I have a pandas dataframe with the following dtypes:
<class 'pandas.core.frame.DataFrame'>
Int64Index: 579585 entries, 0 to 579613
Data columns (total 7 columns):
# Column Non-Null Count Dtype
--- ------ -------------- -----
0 itemName 579585 non-null object
1 itemId 579585 non-null string
2 Count 579585 non-null int32
3 Sales 579585 non-null float64
4 Date 579585 non-null datetime64[ns]
5 Unit_margin 579585 non-null float64
6 GrossProfit 579585 non-null float64
dtypes: datetime64[ns](1), float64(3), int32(1), object(1), string(1)
memory usage: 33.2+ MB
I upload it to a BigQuery table using:
df_extended_full.to_gbq('<MY DATSET>.profit', project_id='<MY PROJECT>', chunksize=None, if_exists='append', auth_local_webserver=False, location=None, progress_bar=True)

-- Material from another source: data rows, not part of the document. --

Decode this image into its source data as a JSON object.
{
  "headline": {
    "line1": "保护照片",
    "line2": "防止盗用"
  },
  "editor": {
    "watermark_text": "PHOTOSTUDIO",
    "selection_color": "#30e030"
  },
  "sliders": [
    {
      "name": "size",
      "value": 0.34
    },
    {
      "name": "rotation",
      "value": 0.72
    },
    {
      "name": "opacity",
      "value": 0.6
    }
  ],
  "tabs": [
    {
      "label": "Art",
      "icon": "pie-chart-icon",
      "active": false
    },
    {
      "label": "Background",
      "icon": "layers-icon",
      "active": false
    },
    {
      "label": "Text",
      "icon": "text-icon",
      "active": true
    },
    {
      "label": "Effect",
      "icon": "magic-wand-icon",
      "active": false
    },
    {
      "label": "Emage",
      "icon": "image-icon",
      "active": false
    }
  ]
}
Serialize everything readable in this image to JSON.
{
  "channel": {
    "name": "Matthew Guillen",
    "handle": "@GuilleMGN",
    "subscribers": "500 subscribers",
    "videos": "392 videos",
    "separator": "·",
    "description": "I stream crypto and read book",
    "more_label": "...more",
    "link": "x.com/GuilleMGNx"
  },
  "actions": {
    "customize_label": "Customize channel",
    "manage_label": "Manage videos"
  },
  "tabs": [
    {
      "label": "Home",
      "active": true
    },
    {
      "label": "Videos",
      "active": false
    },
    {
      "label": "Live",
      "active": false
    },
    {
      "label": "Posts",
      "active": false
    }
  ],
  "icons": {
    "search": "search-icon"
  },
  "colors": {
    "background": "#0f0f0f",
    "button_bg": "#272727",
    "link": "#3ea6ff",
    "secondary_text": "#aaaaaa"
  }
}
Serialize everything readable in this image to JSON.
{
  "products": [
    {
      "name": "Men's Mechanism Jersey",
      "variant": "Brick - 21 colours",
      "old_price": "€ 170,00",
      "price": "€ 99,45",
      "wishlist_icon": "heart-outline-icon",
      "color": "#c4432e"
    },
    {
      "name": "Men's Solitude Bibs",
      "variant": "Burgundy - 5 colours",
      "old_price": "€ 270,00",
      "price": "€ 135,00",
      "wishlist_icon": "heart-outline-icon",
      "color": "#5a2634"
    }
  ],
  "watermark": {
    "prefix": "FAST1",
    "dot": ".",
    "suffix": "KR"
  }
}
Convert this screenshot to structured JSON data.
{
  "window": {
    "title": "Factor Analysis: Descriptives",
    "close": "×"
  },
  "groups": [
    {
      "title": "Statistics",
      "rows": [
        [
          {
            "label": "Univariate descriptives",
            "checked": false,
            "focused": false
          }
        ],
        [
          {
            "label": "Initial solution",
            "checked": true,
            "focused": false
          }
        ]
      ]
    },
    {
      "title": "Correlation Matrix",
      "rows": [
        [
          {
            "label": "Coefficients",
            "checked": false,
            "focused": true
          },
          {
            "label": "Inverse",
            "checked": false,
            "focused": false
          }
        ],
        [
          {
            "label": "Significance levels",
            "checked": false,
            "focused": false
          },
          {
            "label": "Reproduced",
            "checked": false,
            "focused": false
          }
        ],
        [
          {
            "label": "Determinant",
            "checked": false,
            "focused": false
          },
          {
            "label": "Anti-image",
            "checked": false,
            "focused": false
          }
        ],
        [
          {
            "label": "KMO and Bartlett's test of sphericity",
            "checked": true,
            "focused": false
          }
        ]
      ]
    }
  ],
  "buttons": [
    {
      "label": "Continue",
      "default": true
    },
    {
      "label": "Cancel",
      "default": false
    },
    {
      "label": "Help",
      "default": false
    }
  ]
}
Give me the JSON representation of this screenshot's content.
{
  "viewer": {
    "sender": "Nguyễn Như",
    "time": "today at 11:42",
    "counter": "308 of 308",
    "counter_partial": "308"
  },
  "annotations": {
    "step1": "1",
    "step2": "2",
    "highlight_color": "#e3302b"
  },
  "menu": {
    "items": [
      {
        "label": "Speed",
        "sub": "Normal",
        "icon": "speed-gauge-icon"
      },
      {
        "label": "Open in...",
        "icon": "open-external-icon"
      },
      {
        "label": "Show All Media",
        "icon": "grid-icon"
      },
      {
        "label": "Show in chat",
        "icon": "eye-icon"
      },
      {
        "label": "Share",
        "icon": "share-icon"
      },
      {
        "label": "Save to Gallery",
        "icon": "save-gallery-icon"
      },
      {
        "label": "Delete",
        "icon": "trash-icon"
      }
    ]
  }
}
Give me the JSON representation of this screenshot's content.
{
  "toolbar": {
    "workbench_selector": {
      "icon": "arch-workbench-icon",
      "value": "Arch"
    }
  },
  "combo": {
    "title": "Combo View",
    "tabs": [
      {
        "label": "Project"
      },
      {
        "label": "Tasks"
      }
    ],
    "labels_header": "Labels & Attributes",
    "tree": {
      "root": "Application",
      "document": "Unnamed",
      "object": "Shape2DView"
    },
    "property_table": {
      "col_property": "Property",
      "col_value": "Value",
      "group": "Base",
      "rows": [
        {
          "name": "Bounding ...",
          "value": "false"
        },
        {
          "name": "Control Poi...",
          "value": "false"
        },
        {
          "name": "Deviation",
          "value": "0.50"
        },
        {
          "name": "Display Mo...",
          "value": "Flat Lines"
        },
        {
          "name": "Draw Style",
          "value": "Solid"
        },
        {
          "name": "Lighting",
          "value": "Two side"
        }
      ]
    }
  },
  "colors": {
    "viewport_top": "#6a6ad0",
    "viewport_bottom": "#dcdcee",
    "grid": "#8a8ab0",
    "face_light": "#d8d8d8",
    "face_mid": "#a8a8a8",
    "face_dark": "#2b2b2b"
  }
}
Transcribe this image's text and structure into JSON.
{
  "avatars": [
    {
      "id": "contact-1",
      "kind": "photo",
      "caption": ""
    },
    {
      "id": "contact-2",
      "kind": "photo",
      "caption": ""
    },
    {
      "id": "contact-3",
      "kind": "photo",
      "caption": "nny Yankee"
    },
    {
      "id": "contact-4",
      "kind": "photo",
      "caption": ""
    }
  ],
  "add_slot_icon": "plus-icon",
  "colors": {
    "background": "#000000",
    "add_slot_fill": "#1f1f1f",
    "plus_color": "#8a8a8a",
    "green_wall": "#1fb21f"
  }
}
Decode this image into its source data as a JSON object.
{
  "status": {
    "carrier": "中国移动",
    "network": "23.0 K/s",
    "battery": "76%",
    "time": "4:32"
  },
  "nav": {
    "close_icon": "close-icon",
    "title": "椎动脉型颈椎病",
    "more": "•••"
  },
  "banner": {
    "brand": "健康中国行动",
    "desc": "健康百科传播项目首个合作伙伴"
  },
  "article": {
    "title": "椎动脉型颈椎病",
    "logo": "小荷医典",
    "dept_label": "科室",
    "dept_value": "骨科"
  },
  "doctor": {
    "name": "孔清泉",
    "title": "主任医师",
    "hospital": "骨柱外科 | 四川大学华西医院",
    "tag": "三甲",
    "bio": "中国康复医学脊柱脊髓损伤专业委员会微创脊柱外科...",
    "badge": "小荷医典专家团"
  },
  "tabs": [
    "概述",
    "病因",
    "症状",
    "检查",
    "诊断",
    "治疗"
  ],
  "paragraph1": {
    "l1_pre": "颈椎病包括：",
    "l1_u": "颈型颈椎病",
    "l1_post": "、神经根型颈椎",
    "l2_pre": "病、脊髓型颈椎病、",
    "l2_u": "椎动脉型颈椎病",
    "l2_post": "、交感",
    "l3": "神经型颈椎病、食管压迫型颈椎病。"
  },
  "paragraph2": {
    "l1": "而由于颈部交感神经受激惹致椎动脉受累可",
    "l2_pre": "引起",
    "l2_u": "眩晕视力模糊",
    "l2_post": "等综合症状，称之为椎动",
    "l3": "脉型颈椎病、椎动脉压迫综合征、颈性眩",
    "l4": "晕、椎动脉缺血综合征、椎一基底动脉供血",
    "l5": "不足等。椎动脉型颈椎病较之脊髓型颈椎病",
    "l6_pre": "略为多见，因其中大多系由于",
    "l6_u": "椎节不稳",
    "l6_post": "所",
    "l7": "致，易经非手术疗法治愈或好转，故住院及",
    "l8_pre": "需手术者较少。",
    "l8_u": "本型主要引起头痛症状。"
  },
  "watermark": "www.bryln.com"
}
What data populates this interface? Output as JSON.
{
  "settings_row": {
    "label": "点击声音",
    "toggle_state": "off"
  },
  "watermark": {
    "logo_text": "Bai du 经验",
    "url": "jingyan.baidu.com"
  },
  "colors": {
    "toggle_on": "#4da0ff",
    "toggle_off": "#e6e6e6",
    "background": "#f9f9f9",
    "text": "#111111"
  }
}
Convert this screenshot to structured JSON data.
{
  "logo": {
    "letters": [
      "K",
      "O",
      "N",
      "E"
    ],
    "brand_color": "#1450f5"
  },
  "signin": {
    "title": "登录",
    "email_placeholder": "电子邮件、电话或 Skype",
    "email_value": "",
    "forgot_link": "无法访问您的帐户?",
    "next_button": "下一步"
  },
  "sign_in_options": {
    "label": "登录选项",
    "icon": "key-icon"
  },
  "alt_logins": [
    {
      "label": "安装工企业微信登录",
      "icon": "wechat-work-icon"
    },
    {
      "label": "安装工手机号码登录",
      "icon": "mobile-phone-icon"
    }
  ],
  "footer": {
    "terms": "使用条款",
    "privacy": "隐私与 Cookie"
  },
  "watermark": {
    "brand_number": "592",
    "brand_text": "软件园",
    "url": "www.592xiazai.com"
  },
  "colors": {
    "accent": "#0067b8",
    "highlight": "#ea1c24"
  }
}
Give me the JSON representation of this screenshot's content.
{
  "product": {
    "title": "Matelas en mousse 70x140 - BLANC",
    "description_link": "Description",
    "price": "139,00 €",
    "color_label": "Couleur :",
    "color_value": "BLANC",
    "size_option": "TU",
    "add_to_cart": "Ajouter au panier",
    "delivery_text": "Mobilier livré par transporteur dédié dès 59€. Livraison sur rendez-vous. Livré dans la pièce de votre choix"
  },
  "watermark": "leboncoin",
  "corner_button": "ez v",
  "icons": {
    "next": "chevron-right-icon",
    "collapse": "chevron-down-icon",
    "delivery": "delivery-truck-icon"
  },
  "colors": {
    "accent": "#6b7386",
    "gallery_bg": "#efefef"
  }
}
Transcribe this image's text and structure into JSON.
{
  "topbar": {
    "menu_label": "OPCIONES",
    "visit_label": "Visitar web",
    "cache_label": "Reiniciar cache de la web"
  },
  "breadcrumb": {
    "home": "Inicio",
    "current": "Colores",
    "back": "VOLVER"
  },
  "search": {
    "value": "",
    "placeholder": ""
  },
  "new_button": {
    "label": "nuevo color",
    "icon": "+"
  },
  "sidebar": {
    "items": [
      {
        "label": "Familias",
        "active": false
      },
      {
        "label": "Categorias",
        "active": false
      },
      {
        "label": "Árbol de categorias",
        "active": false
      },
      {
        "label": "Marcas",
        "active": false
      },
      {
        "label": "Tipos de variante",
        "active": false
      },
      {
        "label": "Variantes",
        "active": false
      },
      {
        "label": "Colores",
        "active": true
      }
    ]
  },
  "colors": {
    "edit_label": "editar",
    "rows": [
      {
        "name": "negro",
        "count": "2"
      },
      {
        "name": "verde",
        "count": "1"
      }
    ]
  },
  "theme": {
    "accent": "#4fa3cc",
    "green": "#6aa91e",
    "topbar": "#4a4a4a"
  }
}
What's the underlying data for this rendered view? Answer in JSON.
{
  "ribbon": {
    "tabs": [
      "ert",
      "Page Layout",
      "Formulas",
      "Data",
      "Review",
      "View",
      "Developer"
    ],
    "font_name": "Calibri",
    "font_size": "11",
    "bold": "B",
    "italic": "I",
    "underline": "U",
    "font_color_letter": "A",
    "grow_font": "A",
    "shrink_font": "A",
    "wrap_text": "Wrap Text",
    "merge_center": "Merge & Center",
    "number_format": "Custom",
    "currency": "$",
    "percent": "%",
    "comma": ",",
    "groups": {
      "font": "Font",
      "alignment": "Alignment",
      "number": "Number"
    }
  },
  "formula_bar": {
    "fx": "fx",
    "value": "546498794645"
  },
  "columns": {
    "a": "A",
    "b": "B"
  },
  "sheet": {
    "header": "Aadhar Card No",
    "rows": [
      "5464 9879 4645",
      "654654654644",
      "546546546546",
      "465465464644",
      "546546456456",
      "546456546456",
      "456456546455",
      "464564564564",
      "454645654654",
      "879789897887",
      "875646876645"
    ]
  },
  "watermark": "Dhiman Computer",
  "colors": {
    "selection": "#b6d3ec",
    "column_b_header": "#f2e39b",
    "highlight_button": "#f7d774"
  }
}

Everything seem to work well except that the itemId
column that is a string
becomes a float
and that all leading 0:s (which I need) are therefore deleted (wherever there are any).
I could of course define a schema for my table, but I want to avoid that. What am I missing?
The problem is for the “to_gbq” component. For some reason this output omits the quotes from the data field. And without quotes, it changes the datatype to a number.
BigQuery needs this format:
{"itemId": "12345", "mappingId":"abc123"}
You sent this format:
{"itemId": 12345, "mappingId":abc123}
A solution in this case. You can cast the field “itemId” from pandas using the command “astype”. Here is more documentation about this command.
This is an example.
df['externalId'] = df['externalId'].astype('str')
Another option is to use the parameter table_schema
with the to_gbq method. And list the Bigquery table fields which will be according to DataFrame conforms.
[{'name': 'col1', 'type': 'STRING'},...]
Last option, you can change to google-cloud-bigquery instead of pandas-gbq. You can see this comparison.